Christensen had a chance to prove the predictability of the theory of disruption. Unfortunately, he chose Apple as the target of his predictions. Both his predictions  - first, that the iPod is doomed to fail and second, that the iPhone is bound to fail – didn’t come true. BTW, I had also reacted to Christensen’s original iPod prediction as well as his original iPhone prediction.

Full House Hypothesis

Did the Wright Brothers invent the airplane to disrupt the Railways? What about the humble pencil or the humble bicycle- why hasn’t anybody disrupted them? Is there a better explanation for why Innovations happen in some industries?

I found a potential answer in Andrew McAfee’s article on Technology’s Value , where he describes the famous biologist Stephen Jay Gould’s brilliant hypothesis, which McAfee calls “The Full House Hypothesis”

“Complex systems improve when the best performers play by the same rules over extended periods of time.  As systems improve, they equilibrate and variation decreases.”
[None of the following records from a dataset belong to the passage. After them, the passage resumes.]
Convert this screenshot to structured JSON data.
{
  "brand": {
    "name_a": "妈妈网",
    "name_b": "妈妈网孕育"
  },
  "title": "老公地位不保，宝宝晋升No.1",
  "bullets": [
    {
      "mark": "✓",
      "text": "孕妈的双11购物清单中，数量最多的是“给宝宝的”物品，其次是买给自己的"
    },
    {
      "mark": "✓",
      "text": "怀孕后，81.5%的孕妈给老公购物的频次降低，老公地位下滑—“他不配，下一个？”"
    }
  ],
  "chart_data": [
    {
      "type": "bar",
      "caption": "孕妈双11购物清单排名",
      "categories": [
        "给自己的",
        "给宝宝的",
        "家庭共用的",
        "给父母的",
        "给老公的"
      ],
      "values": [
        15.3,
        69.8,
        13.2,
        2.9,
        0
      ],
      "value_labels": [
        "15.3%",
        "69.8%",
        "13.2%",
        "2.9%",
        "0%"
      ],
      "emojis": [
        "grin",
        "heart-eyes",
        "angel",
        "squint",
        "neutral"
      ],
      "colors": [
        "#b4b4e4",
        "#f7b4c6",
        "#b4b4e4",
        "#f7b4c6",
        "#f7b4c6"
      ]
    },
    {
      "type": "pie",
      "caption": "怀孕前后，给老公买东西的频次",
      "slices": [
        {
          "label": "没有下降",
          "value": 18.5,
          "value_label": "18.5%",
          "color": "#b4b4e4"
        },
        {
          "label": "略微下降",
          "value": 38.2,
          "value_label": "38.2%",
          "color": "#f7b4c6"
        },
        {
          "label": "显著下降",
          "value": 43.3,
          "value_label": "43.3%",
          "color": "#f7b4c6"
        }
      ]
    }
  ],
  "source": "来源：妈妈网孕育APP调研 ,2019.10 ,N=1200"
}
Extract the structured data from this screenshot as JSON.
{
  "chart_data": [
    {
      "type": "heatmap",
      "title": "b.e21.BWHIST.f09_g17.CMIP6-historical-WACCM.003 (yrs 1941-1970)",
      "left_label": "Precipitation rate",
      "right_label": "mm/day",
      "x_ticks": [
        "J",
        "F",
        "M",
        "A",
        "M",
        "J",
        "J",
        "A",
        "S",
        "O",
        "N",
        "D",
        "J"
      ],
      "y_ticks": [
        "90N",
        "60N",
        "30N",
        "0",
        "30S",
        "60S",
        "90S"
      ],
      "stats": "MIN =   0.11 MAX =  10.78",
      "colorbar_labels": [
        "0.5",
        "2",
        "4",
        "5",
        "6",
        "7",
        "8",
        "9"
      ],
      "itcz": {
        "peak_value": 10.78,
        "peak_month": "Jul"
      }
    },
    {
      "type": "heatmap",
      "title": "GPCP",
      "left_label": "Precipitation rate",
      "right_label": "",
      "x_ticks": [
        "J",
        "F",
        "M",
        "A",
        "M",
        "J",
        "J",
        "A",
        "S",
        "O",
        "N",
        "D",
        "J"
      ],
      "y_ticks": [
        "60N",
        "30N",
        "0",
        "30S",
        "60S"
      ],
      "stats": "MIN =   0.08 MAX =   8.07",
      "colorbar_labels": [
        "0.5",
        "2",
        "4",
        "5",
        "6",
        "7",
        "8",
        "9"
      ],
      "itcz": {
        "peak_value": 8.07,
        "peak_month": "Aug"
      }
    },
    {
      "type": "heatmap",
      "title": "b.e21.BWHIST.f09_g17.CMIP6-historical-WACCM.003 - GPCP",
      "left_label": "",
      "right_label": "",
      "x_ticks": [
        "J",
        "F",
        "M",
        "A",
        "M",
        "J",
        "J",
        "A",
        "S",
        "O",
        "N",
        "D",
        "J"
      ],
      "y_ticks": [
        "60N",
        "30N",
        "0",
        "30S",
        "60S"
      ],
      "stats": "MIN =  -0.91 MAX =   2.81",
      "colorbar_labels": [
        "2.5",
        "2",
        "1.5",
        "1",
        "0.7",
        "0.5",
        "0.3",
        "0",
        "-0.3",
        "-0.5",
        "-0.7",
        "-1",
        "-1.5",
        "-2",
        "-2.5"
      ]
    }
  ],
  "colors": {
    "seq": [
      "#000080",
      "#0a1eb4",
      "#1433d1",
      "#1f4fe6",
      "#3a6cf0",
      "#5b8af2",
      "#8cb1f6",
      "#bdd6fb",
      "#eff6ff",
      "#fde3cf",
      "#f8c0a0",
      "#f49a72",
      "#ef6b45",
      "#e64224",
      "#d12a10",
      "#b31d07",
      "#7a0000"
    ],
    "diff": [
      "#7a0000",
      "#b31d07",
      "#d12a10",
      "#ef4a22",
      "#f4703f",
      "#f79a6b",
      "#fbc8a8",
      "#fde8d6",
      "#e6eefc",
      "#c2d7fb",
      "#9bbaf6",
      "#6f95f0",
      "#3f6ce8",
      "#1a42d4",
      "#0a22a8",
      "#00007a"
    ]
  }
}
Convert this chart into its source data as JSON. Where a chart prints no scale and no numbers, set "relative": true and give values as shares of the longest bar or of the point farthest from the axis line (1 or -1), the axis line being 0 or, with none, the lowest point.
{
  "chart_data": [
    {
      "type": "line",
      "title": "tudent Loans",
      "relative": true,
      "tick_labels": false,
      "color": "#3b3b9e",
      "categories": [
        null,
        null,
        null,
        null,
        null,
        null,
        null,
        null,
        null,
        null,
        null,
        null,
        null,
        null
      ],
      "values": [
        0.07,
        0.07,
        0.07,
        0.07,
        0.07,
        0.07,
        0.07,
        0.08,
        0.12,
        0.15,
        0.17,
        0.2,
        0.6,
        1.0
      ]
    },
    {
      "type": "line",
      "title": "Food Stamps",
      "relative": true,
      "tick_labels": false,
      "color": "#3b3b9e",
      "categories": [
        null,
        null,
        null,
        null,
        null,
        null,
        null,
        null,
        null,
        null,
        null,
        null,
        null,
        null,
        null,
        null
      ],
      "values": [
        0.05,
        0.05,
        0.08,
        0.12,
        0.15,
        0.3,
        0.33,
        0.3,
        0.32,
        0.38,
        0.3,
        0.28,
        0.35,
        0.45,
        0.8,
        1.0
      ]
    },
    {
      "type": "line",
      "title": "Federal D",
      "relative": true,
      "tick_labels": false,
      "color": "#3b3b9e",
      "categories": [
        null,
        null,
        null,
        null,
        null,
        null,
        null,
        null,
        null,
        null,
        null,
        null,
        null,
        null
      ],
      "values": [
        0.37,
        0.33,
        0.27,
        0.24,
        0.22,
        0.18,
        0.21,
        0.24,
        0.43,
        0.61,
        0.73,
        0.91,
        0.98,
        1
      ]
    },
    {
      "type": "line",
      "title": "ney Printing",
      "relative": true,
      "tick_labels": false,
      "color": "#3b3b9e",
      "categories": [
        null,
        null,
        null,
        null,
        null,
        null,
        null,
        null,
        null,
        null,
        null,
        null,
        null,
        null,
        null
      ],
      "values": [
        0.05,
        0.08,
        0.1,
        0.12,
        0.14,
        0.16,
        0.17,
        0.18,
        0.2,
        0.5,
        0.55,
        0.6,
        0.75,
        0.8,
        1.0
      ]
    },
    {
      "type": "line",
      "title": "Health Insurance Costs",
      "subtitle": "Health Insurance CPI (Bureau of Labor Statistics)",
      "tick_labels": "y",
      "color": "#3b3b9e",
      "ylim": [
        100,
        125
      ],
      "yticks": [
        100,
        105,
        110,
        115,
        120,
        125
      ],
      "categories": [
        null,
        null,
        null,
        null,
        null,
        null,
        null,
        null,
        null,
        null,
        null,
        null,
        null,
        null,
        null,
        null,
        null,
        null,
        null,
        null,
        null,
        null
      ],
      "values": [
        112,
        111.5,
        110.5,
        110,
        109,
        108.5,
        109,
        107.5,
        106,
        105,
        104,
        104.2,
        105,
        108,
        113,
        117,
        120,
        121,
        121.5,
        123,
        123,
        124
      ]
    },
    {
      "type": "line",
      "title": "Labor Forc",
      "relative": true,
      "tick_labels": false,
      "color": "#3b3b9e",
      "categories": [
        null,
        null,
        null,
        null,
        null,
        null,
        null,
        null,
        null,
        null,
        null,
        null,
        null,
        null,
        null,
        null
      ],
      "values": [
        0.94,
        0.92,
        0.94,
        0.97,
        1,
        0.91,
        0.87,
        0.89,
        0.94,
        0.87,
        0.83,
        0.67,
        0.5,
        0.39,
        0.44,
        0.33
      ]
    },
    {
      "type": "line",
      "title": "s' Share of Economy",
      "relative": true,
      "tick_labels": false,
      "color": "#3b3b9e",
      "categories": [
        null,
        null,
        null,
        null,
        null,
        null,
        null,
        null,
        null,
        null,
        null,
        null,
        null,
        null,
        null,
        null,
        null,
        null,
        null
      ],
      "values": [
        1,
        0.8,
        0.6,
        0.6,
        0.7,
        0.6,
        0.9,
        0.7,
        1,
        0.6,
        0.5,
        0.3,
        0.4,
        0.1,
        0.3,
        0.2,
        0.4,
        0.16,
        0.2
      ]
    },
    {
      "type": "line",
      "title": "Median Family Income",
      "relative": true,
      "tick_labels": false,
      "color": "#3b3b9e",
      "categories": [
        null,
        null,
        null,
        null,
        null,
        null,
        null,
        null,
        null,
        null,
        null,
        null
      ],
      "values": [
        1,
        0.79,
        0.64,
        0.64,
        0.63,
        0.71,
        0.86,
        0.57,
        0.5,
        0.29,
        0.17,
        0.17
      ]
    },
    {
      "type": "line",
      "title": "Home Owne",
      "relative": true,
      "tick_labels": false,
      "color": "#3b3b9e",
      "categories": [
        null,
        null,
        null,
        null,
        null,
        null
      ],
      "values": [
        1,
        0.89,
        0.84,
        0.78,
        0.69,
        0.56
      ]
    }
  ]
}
Markets/industries being complex systems, we could conclude that they too will reach equilibrium over time. Until some innovator somewhere decides to change that equilibrium by coming up with a new innovation which drives more rapid innovation and variation, the market will remain in equilibrium.  iPhone/iPad are good examples of how Apple changed the equilibrium.

Because we don’t fully understand what motivates innovators to attack a problem, it is going to be very hard to predict it. To illustrate the point, let us take the  case of the humble pencil again. The ecosystem seems to have reached an equilibrium, but no one seems to be out there trying to out-innovate pencil manufacturers. Perhaps the profits from such an endevour will be meager or maybe it is just not an interesting space to pursue for any Innovator?


In sum, Christensen’s theory while accurate in many cases doesn’t adequately explain the complex field of Innovation.  Hope my thoughts on this subject are useful?  I plan to write next on my research around Apple’s Innovation Methods – I think I found their secret :)

P.S.  Just to be clear, Christensen is not the only management theorist/author whose work has major fallacies. If you read Bob Sutton & Jeffrey Pfeffer’s brilliant book Hard Facts, Dangerous Half-Truths & Total Nonsense on Evidence based Management, they explain why majority of the management books don’t give the correct advice. They don’t spare even the highly acclaimed books like Good to Great by Jim Collins.  Previously, the renowned organization behavior theorist Chris Argyris did a takedown of Stephen Covey’s 7 Habits of Highly Effective People in his brilliant, but hard to read, book Flawed Advice and the Management Trap.

The typical management book formula works like this – analyze a few successful companies, make up a pattern out of their methods and promulgate a new theory – the rigorous methods of science where control group studies, double blind experiments, falsifiability, peer reviewed papers etc are not necessary. And that is the biggest problem in the world of management theory.